側旁短發女子,也隨身附和道“兩位老人家,你們都聽到李隊說的話了吧,今天就到這兒吧,趕緊回去休息。”
兩位老人仍然固執的搖頭。
“我們就這麽一個兒子,他走了,家裏也冷清了,回不回家又有什麽區別。”
“一日沒看到縱火案的凶手,我們一日不能安心。”
江厭大概聽明白事情的原委了,看著那兩位老夫妻,臉色不免黯淡下來。
這應該是他公司裏某位同事的父母。
世界上最悲傷的事情,不過白發人送黑發人了吧。
這時候,李正國也察覺到了江厭的靠近,隻是狠狠的瞪了一眼後者,便不予理會。
江厭自然也樂得清靜。
深深看了一眼那兩位夫妻後,識趣的溜到一邊,欲要找個位置坐下。
餘光恰好看到一個空閑的辦公桌,正要走過去坐下。
卻是看到,那裏的座椅早就被一道小小的身影占領了。
那是一個豎著衝天辮的小女孩,約莫四五歲左右,懷中抱著粉色的泰迪熊。
她似乎困了,將幼小的身子蜷縮在座椅上,昏昏欲睡。
可又不敢真正的睡去,緊了緊懷中玩具熊,強撐著沒有入睡。
在江厭看到她時候,後者也察覺到了這個大哥哥的靠近,睜大了一雙烏溜溜的大眼睛。
兩人四目相對。
江厭和煦一笑,走到小女孩麵前柔聲說道“困了?為什麽不睡呢。”
小女孩隻是搖頭,沒有說話。
“你是陪父親還是母親來上班的?”江厭閑得無聊,索性在靠近小女孩旁邊的位置,找了一張椅子坐下,笑眯眯的交談起來。

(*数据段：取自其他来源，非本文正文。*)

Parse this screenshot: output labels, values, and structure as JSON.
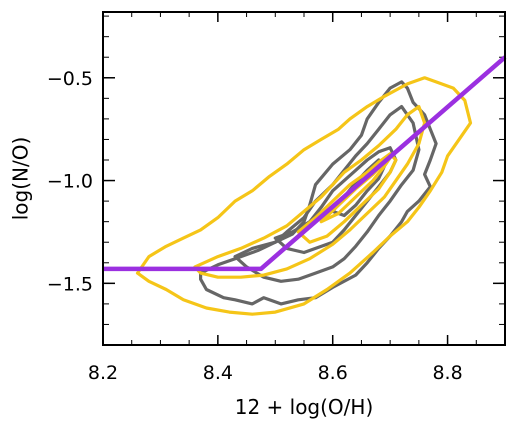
{
  "chart_data": {
    "type": "line",
    "title": "",
    "xlabel": "12 + log(O/H)",
    "ylabel": "log(N/O)",
    "xlim": [
      8.2,
      8.9
    ],
    "ylim": [
      -1.8,
      -0.18
    ],
    "xticks": [
      8.2,
      8.4,
      8.6,
      8.8
    ],
    "xtick_labels": [
      "8.2",
      "8.4",
      "8.6",
      "8.8"
    ],
    "yticks": [
      -1.5,
      -1.0,
      -0.5
    ],
    "ytick_labels": [
      "−1.5",
      "−1.0",
      "−0.5"
    ],
    "x_minor_step": 0.05,
    "y_minor_step": 0.1,
    "colors": {
      "relation": "#9b30e0",
      "grey_contours": "#666666",
      "gold_contours": "#f5c518"
    },
    "series": [
      {
        "color_key": "relation",
        "kind": "line",
        "x": [
          8.2,
          8.475,
          8.9
        ],
        "y": [
          -1.43,
          -1.43,
          -0.4
        ]
      }
    ],
    "contours": [
      {
        "color_key": "grey_contours",
        "levels": [
          {
            "x": [
              8.37,
              8.4,
              8.43,
              8.47,
              8.5,
              8.53,
              8.55,
              8.56,
              8.57,
              8.6,
              8.63,
              8.65,
              8.66,
              8.68,
              8.7,
              8.72,
              8.73,
              8.74,
              8.76,
              8.77,
              8.78,
              8.77,
              8.76,
              8.77,
              8.75,
              8.73,
              8.72,
              8.7,
              8.68,
              8.66,
              8.64,
              8.6,
              8.57,
              8.54,
              8.51,
              8.48,
              8.46,
              8.43,
              8.41,
              8.38,
              8.37,
              8.37
            ],
            "y": [
              -1.45,
              -1.41,
              -1.38,
              -1.34,
              -1.3,
              -1.26,
              -1.2,
              -1.12,
              -1.02,
              -0.92,
              -0.85,
              -0.78,
              -0.7,
              -0.62,
              -0.55,
              -0.52,
              -0.55,
              -0.62,
              -0.68,
              -0.75,
              -0.82,
              -0.9,
              -0.97,
              -1.03,
              -1.1,
              -1.15,
              -1.2,
              -1.27,
              -1.33,
              -1.4,
              -1.46,
              -1.52,
              -1.57,
              -1.58,
              -1.6,
              -1.57,
              -1.6,
              -1.58,
              -1.57,
              -1.53,
              -1.48,
              -1.45
            ]
          },
          {
            "x": [
              8.43,
              8.46,
              8.5,
              8.52,
              8.55,
              8.57,
              8.6,
              8.62,
              8.64,
              8.66,
              8.68,
              8.7,
              8.72,
              8.74,
              8.75,
              8.74,
              8.72,
              8.7,
              8.68,
              8.66,
              8.64,
              8.62,
              8.6,
              8.57,
              8.54,
              8.51,
              8.48,
              8.45,
              8.43
            ],
            "y": [
              -1.37,
              -1.33,
              -1.3,
              -1.25,
              -1.18,
              -1.1,
              -1.02,
              -0.95,
              -0.88,
              -0.82,
              -0.75,
              -0.68,
              -0.64,
              -0.72,
              -0.85,
              -0.95,
              -1.02,
              -1.1,
              -1.17,
              -1.25,
              -1.32,
              -1.38,
              -1.42,
              -1.45,
              -1.48,
              -1.49,
              -1.47,
              -1.42,
              -1.37
            ]
          },
          {
            "x": [
              8.5,
              8.53,
              8.56,
              8.58,
              8.6,
              8.62,
              8.64,
              8.66,
              8.68,
              8.7,
              8.71,
              8.7,
              8.68,
              8.66,
              8.64,
              8.62,
              8.6,
              8.57,
              8.55,
              8.52,
              8.5
            ],
            "y": [
              -1.28,
              -1.25,
              -1.2,
              -1.13,
              -1.05,
              -1.0,
              -0.95,
              -0.9,
              -0.86,
              -0.84,
              -0.9,
              -0.96,
              -1.03,
              -1.1,
              -1.17,
              -1.24,
              -1.3,
              -1.33,
              -1.35,
              -1.33,
              -1.28
            ]
          },
          {
            "x": [
              8.6,
              8.62,
              8.64,
              8.66,
              8.68,
              8.69,
              8.68,
              8.66,
              8.64,
              8.62,
              8.6
            ],
            "y": [
              -1.15,
              -1.08,
              -1.01,
              -0.95,
              -0.9,
              -0.93,
              -0.99,
              -1.05,
              -1.12,
              -1.17,
              -1.15
            ]
          }
        ]
      },
      {
        "color_key": "gold_contours",
        "levels": [
          {
            "x": [
              8.26,
              8.28,
              8.31,
              8.34,
              8.37,
              8.4,
              8.43,
              8.46,
              8.49,
              8.52,
              8.55,
              8.58,
              8.61,
              8.63,
              8.66,
              8.69,
              8.71,
              8.73,
              8.76,
              8.78,
              8.81,
              8.83,
              8.84,
              8.82,
              8.8,
              8.79,
              8.77,
              8.75,
              8.73,
              8.7,
              8.67,
              8.63,
              8.59,
              8.55,
              8.5,
              8.46,
              8.42,
              8.38,
              8.34,
              8.31,
              8.28,
              8.26
            ],
            "y": [
              -1.45,
              -1.37,
              -1.32,
              -1.28,
              -1.24,
              -1.18,
              -1.1,
              -1.05,
              -0.98,
              -0.92,
              -0.85,
              -0.8,
              -0.75,
              -0.7,
              -0.64,
              -0.59,
              -0.56,
              -0.53,
              -0.5,
              -0.52,
              -0.55,
              -0.61,
              -0.72,
              -0.8,
              -0.88,
              -0.96,
              -1.05,
              -1.13,
              -1.2,
              -1.27,
              -1.35,
              -1.45,
              -1.53,
              -1.6,
              -1.64,
              -1.65,
              -1.64,
              -1.62,
              -1.58,
              -1.53,
              -1.49,
              -1.45
            ]
          },
          {
            "x": [
              8.36,
              8.4,
              8.44,
              8.48,
              8.52,
              8.55,
              8.58,
              8.6,
              8.62,
              8.65,
              8.68,
              8.71,
              8.73,
              8.75,
              8.76,
              8.75,
              8.73,
              8.71,
              8.69,
              8.66,
              8.63,
              8.6,
              8.56,
              8.52,
              8.48,
              8.44,
              8.4,
              8.37,
              8.36
            ],
            "y": [
              -1.42,
              -1.37,
              -1.33,
              -1.28,
              -1.22,
              -1.15,
              -1.08,
              -1.02,
              -0.96,
              -0.9,
              -0.83,
              -0.75,
              -0.68,
              -0.64,
              -0.72,
              -0.82,
              -0.92,
              -1.0,
              -1.08,
              -1.16,
              -1.24,
              -1.31,
              -1.38,
              -1.43,
              -1.46,
              -1.47,
              -1.47,
              -1.45,
              -1.42
            ]
          },
          {
            "x": [
              8.54,
              8.57,
              8.6,
              8.63,
              8.66,
              8.68,
              8.7,
              8.71,
              8.7,
              8.68,
              8.65,
              8.62,
              8.59,
              8.56,
              8.54
            ],
            "y": [
              -1.25,
              -1.18,
              -1.1,
              -1.02,
              -0.96,
              -0.91,
              -0.87,
              -0.9,
              -0.96,
              -1.04,
              -1.12,
              -1.2,
              -1.27,
              -1.3,
              -1.25
            ]
          },
          {
            "x": [
              8.58,
              8.61,
              8.64,
              8.67,
              8.69,
              8.7,
              8.69,
              8.67,
              8.64,
              8.61,
              8.58
            ],
            "y": [
              -1.2,
              -1.12,
              -1.04,
              -0.97,
              -0.91,
              -0.89,
              -0.93,
              -1.0,
              -1.08,
              -1.16,
              -1.2
            ]
          }
        ]
      }
    ]
  }
}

“小琳在等媽媽。”小女孩看了看江厭親切的笑容,猶豫片刻後總算開口了,聲音帶著她這個年齡段特有的稚嫩。
“小琳是你的名字嗎?”江厭饒有興致的模樣。
女孩點頭。
她的性格很是沉默,完全沒有這個年齡的小孩該有的調皮,貌似十分缺乏安全感。
“你媽媽應該快下班了,不用著急。”江厭大概看出來她的性格,隨口安慰著這個小家夥。
“小琳不著急,隻是媽媽說了,讓小琳乖乖在幼兒園等她來接小琳。”小琳思索了一下,突然說道“但是還沒放學就被警察叔叔接到這裏來了。”
“我擔心媽媽去幼兒園找不到小琳。”
看似沉默的性格,說出話卻比四五歲的小孩更加懂事。
江厭臉色一滯,他還以為小琳是哪個警官的孩子呢。
看樣子貌似自己猜錯了。
當即訕訕的笑了笑後,改變語氣說道“沒關係,你媽媽會過來的。”
“但是我在這裏已經等了很久了,媽媽還是沒有過來。”小琳委屈的撅了撅小嘴。
“她肯定去幼兒園找過小琳了,隻是小琳不在那裏,她一定急壞了。”
“小琳想回幼兒園,警察大姐姐不讓我走。”
“這樣啊。”江厭覺得事情並不是那麽簡單,肯定有什麽小家夥不知道的原因在裏麵,導致李正國他們不敢放她回去幼兒園。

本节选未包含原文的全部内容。